Treatment is the errors within the medication or procedure. Other can be many factors such as poor communication, equipment breakdown, illegible handwriting, drug interactions, etc. The people experiencing any pain that results from medication errors are the patients, family members and anyone affected including health care members’ careers. Patients, as well as their families shall in a majority of the case be the first one to notice any issues which usually comes from medication errors. Sometimes, the adverse events are well known or immediate.
Other events can be delayed or unfamiliar and patients may not realize that the issue has anything to do with the medication which they are taking. The effects on the patient can influence their health status, cause an overdose in medication, and extend hospital visits, increase hospital and medical expenses. The challenges for these patients involve the interpretation, perception, attribution of medication related issues.

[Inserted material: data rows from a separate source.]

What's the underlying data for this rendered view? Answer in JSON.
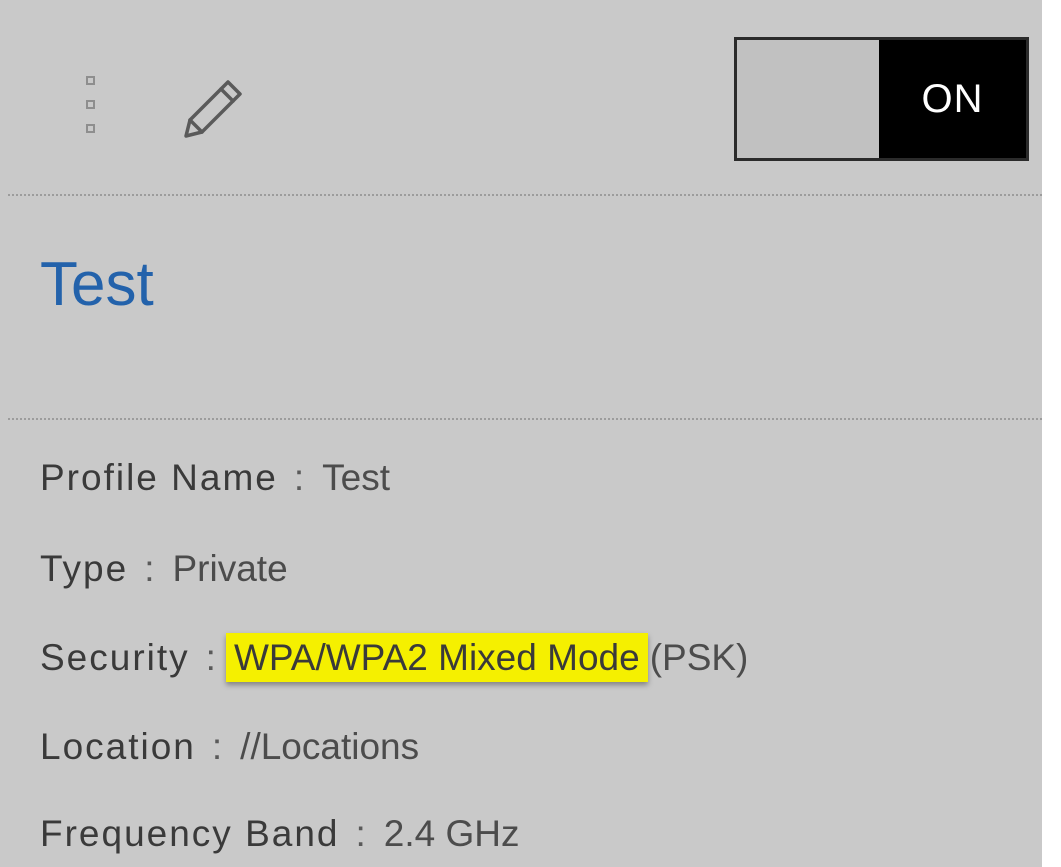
{
  "header": {
    "drag_icon": "drag-handle-icon",
    "edit_icon": "pencil-icon",
    "toggle_label": "ON"
  },
  "profile": {
    "title": "Test",
    "fields": [
      {
        "label": "Profile Name",
        "separator": ":",
        "value": "Test"
      },
      {
        "label": "Type",
        "separator": ":",
        "value": "Private"
      },
      {
        "label": "Security",
        "separator": ":",
        "value_highlighted": "WPA/WPA2 Mixed Mode",
        "value_suffix": "(PSK)"
      },
      {
        "label": "Location",
        "separator": ":",
        "value": "//Locations"
      },
      {
        "label": "Frequency Band",
        "separator": ":",
        "value": "2.4 GHz"
      }
    ]
  },
  "colors": {
    "card_background": "#c9c9c9",
    "title": "#2362ab",
    "highlight": "#f5f000",
    "toggle_on": "#000000"
  }
}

There are other factors that contribute to the risk to commit medication administration errors are insufficient knowledge of medications, check patient ID, abbreviations, medication reconciliation, calculation errors, and store and discard medication properly, and inaccurate documentation and being fatigue. It is the nurse’s responsibility to be thoroughly informed regarding all drug medications they are administrating and follow the facilities policies. Sometimes these factors often interfere with the nurses’ ability to provide the best care. This is a great example of when new health care policies and procedures should be implemented to make sure high quality care and patient safety is implemented.
It is important to ensure the health care workers physical and mental health. The human mind has limitations and when a person is exhausted the results can be flawed memory and decreased concentration levels. The knowledge of the causes and preventative measures of medication administration errors has important implications for within the current state of health care. Patient safety is always the first priority in health care and it’s the nurse’s responsibility to adhere to current policies and measures that protect the patient and their families. It is also important to be the patient’s advocate and take an active role in policy changes that will improve patient safety and decrease and eliminate errors. Recognizing risk factors that lead to medication errors and researching resolutions to eliminate those risks is the nurse’s duty in potentiating change and caring for patients safely (Potter, Perry, and Stockert 2017).
Practicing effective communication and teamwork skills also plays a large role in the promotion of patient safety and the entire health care team should relentlessly strive for continuous self-improvement. It is important that the medical professionals, government and patients works together to eliminate the medication and medical errors. This is an ongoing battle we must continue to work on and win and we cannot let patient safety be compromised any longer. Being able to utilize safety measures by use of critical thinking and leadership skills will influence our surroundings. As Johann von Goethe says, “Knowing is not enough; we must apply. Willing is not enough; we must do.”